The Hero is her who lives in the inward sphere of things, in the True, Divine and Eternal, which exists always, unseen to most, under the Temporary, Trivial: his being is in that; he declares that abroad, by act or speech as it may be, in declaring himself abroad. (236)

There is an expressive rather than communicative aspect to these men of letters., that can nevertheless tip over into the didactic:

Men of Letters are a perpetual Priesthood, from age to age, teaching all men that a God is still present in their life; that all ‘Appearance,’ whatsoever we see in the world, is but as a vesture for the ‘Divine Idea of the World,’ for ‘that which lies at the bottom of Appearance.’ (237)

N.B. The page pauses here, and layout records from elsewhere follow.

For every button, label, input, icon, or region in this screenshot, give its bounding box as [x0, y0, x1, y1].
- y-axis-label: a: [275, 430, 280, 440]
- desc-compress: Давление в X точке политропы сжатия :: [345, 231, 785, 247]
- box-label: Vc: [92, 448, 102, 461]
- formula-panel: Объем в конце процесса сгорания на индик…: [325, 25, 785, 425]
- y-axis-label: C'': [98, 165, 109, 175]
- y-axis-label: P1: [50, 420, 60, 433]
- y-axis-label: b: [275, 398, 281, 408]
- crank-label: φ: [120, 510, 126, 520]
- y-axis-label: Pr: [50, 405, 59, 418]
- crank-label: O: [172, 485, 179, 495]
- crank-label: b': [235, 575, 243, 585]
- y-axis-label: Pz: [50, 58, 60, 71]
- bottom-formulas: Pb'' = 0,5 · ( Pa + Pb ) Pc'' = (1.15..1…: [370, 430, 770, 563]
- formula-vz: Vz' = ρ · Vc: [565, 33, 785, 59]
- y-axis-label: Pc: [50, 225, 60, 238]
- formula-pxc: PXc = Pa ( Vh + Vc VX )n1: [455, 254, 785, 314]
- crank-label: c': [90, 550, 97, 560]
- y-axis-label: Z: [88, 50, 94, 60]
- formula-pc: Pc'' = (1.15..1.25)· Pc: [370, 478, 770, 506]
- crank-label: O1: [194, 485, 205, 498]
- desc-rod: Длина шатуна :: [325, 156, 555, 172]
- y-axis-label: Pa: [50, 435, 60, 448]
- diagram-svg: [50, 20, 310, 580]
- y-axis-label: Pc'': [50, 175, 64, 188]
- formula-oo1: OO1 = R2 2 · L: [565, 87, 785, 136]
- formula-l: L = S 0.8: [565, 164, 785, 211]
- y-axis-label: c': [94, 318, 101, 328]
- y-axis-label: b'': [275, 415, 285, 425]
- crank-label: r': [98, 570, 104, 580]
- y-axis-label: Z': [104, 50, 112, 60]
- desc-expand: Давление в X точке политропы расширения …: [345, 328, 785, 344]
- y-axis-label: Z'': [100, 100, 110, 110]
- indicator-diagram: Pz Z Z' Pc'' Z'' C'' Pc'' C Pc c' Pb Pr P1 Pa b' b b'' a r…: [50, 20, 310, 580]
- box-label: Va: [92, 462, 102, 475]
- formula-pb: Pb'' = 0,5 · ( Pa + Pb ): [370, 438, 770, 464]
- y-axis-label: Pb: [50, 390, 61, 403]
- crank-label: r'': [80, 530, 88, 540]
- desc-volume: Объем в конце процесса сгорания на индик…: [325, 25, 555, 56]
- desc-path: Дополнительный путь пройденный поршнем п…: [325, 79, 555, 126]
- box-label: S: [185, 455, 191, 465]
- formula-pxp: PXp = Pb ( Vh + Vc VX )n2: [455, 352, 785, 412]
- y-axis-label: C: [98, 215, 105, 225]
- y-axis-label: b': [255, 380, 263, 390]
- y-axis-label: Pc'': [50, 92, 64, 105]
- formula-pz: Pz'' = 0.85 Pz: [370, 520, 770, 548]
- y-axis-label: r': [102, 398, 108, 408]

Men of letters are not “the momentous one,” but they are individuals, “an infinitesimal fraction of the great body; they can struggle on, and live or else die, as they have been wont. But it deeply concerns the whole society, whether it will set its light on high places, to walk thereby; or trample it under foot, and scatter it in all the ways of wild waste (not without conflagration), as heretofore. Not only societal disuse poses a threat to men of letters, but the whole culture of skepticism that claims mechanism as the secret of the universe. Men of letters fight against this claim…this is their mission.